Two Very Different Jobs

Most advertising operates in one of two modes: prospecting or retargeting. Understanding the difference between them is not just academic — it determines how you allocate your budget, what you say in your ads, and what results you should realistically expect from each dollar spent.

Prospecting: Reaching Cold Audiences

Prospecting is the process of reaching people who have never encountered your brand before. They do not know who you are, they have not visited your website, and they have not expressed any interest in your offer. You are introducing yourself to a stranger.

Prospecting campaigns are essential for business growth — they are how new potential customers enter your world. But they are inherently less efficient than retargeting because you are starting from zero with each person. The visitor has no prior relationship with you, no familiarity with your offer, and no reason to trust you yet. Cold audiences require more convincing, more exposure, and more time before they convert.
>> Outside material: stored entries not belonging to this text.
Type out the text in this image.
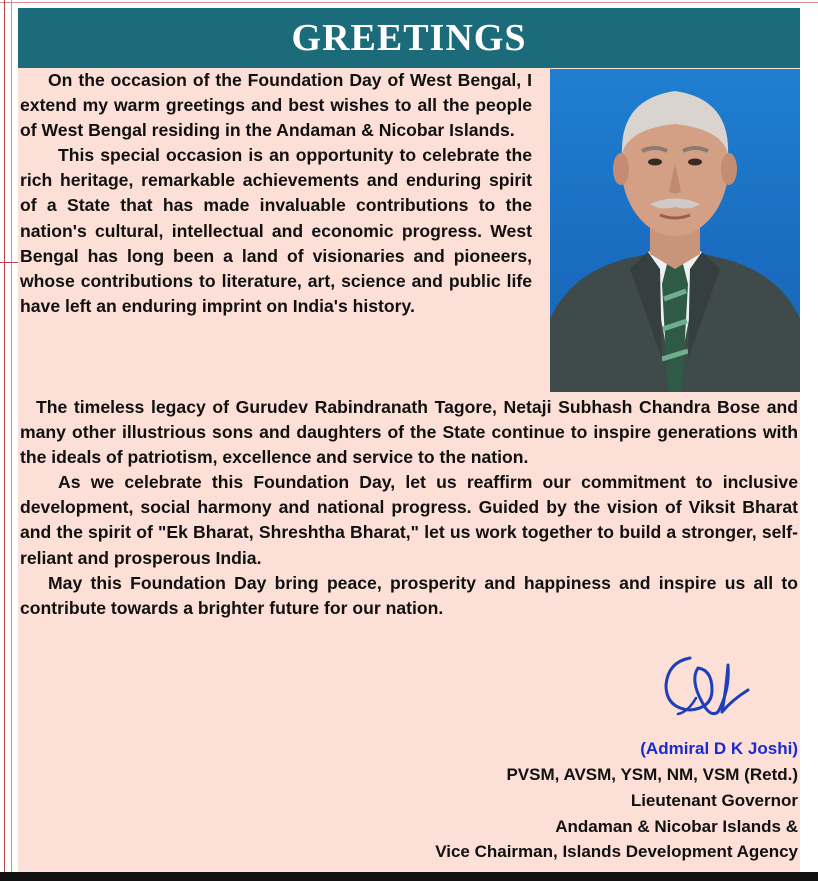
GREETINGS

On the occasion of the Foundation Day of West Bengal, I extend my warm greetings and best wishes to all the people of West Bengal residing in the Andaman & Nicobar Islands.

This special occasion is an opportunity to celebrate the rich heritage, remarkable achievements and enduring spirit of a State that has made invaluable contributions to the nation's cultural, intellectual and economic progress. West Bengal has long been a land of visionaries and pioneers, whose contributions to literature, art, science and public life have left an enduring imprint on India's history.

The timeless legacy of Gurudev Rabindranath Tagore, Netaji Subhash Chandra Bose and many other illustrious sons and daughters of the State continue to inspire generations with the ideals of patriotism, excellence and service to the nation.

As we celebrate this Foundation Day, let us reaffirm our commitment to inclusive development, social harmony and national progress. Guided by the vision of Viksit Bharat and the spirit of "Ek Bharat, Shreshtha Bharat," let us work together to build a stronger, self-reliant and prosperous India.

May this Foundation Day bring peace, prosperity and happiness and inspire us all to contribute towards a brighter future for our nation.

(Admiral D K Joshi)
PVSM, AVSM, YSM, NM, VSM (Retd.)
Lieutenant Governor
Andaman & Nicobar Islands &
Vice Chairman, Islands Development Agency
Prospecting ads typically produce lower click-through rates, lower conversion rates, and higher costs per acquisition than retargeting. That does not make them bad — it makes them the top of the funnel. Their job is to bring qualified visitors into your ecosystem, not to close sales on the first interaction.

Retargeting: Following Up With Warm Audiences

Retargeting is the process of showing ads specifically to people who have already interacted with your business in some way. They visited your website, watched your video, opened your email, or engaged with your content. They are not strangers. They showed up, looked around, and left without taking the next step.

Retargeting gives you a second — and third, and fourth — chance to convert those people. Because they already know who you are, the sales conversation starts several steps ahead. Trust and familiarity are already partially established. Your ad does not need to introduce you; it needs to remind, reinforce, and make it easy to take the next step.

Why Most Businesses Only Do Half the Job

A common mistake is running prospecting campaigns without any retargeting follow-up. Traffic comes in, most visitors leave without converting, and all that ad spend produces a fraction of the results it could if there were a retargeting system in place to follow up with those warm visitors.

Think of prospecting as filling a bucket and retargeting as plugging the holes. Without retargeting, most of the visitors you pay to attract simply vanish. With retargeting in place, a significant portion of those visitors can be re-engaged, re-educated, and converted over time.

The Relationship Between the Two

Prospecting and retargeting are not competing strategies — they work together as a system. Prospecting fills your audience pools with qualified visitors. Retargeting converts those visitors more efficiently than any first-contact campaign ever could. The most effective advertising ecosystems run both simultaneously, with prospecting feeding retargeting continuously.

KEY INSIGHT: Prospecting finds potential customers. Retargeting converts them. You need both — but if you are currently only running prospecting campaigns with no retargeting, you are leaving the majority of your potential revenue on the table.